This comment was posted to reddit on Mar 23, 2015 at 5:12 pm and was deleted within 10 hour(s) and 49 minutes.

Well, the simplest differential equation is the one where the rate of change of something depends on its quantity. So for example, a fixed rate savings account at a bank accrues interest depending on its instantaneous principle. Of course real banks do this discretely, but they could do this continuously (which is the version we are interested in). How does one solve this? You must first set up an equation:

df(x)/dx = (1+z)f(x)

Where z is your instantaneous interest rate. If you have already seen diff-eq's in class, then you know that this is easily solvable via the substitution: f(x)=exp(a*x)g(x), at which point you quickly learn that a = (1+z), and g(x) = constant = f(0).

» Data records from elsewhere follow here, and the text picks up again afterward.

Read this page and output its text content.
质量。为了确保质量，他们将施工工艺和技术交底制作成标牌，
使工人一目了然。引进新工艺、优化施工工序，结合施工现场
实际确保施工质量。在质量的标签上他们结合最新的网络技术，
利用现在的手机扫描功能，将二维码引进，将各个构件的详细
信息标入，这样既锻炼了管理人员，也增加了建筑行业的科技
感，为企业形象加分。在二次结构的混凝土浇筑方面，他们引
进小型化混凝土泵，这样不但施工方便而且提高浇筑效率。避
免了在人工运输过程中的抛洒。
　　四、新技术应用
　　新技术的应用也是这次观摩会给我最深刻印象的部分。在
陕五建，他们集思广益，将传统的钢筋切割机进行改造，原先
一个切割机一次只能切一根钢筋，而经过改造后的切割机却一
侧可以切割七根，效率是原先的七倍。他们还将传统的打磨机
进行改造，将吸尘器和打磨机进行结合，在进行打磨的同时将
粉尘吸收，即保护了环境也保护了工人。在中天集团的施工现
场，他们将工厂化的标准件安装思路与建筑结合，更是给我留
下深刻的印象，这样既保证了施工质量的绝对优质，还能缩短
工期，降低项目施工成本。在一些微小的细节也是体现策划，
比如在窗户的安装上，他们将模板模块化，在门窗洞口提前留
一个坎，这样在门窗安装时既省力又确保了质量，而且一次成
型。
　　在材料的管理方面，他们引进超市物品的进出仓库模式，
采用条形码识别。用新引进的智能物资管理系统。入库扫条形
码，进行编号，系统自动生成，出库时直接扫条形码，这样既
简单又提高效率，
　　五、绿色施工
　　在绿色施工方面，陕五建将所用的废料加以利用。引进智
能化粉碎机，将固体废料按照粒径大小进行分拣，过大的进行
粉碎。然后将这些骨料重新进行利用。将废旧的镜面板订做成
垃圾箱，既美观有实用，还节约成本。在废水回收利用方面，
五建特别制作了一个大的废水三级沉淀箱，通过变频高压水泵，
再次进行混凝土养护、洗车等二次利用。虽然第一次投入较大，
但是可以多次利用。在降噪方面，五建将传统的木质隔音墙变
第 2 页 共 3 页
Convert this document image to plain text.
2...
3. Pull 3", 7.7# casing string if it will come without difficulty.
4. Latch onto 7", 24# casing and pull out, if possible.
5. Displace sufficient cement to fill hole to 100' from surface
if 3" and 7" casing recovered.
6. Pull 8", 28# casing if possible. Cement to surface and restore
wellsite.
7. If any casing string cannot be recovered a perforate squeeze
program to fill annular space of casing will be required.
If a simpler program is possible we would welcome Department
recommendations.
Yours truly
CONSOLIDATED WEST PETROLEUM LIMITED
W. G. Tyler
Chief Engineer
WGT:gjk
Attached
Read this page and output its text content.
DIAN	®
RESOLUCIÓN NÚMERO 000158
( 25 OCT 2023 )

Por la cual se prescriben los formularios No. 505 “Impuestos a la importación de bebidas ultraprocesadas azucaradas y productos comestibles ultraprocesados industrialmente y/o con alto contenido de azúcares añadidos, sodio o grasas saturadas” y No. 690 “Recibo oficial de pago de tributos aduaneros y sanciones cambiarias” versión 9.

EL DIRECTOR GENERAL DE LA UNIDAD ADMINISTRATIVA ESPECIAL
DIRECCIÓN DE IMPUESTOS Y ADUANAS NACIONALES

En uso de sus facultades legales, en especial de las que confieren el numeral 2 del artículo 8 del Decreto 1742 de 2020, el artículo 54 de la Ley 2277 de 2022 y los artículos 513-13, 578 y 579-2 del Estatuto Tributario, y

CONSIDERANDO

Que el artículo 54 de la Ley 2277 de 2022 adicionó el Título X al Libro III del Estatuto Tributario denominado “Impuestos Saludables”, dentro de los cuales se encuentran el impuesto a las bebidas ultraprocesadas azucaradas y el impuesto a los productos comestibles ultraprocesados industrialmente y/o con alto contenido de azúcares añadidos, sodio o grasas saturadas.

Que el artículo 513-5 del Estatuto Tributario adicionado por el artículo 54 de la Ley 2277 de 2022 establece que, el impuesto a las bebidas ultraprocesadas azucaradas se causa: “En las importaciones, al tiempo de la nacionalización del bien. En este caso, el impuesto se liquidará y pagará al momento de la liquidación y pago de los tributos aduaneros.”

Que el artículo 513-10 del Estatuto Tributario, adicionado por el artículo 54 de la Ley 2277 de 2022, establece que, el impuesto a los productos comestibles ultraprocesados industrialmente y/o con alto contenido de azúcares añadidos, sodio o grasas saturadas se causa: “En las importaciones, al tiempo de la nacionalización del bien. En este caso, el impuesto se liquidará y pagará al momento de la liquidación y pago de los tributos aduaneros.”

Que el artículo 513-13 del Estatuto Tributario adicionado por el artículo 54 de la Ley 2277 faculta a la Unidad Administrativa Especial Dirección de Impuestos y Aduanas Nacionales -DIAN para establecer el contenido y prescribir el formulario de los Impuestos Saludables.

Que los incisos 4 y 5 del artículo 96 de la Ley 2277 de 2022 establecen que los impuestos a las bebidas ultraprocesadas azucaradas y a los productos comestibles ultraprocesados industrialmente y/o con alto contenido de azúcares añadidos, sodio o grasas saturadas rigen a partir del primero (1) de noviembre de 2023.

Same principle applies to radiometric decay. Suppose atoms of uranium decays to lead because of uniformly random cosmic ray bombardments. So if you have a big lump of uranium, its rate of decay to lead is proportional to the amount of uranium you have at any one time. So:

df(x)/dx = -l*f(x)

which is quite similar to the interest equation above, and solves via the same substitution to f(x) = f(0)*exp(-l*x).

So these are really easy differential equations. But what happens when it is much more complicated, like Uranium, U(t), decaying to Thorium, but then the Thorium, T(t), itself is decaying to Rubidium, R(t), at some rate. Well U(t) is known and solvable from the above techniques. Suppose we started with some amount of thorium and just watched it decay to rubidium, then we would just have:

dT(t)/dt = -r*T(t)

But the rate of thorium change in our situations is equal to the amount of decay from uranium minus the amount which decays to rubidium:

dT(t)/dt = -dU(t)/dt - r*T(t)

Well, ok, the U(t) formula, we know is basically U(0)*exp(-u*t) so we are left with:

dT(t)/dt = u*U(0)*exp(-u*t) - r*T(t)

This is a little more complicated (an exercise to the reader). Basically by having a relationship between the rate of something and its amount, we have a differential equation.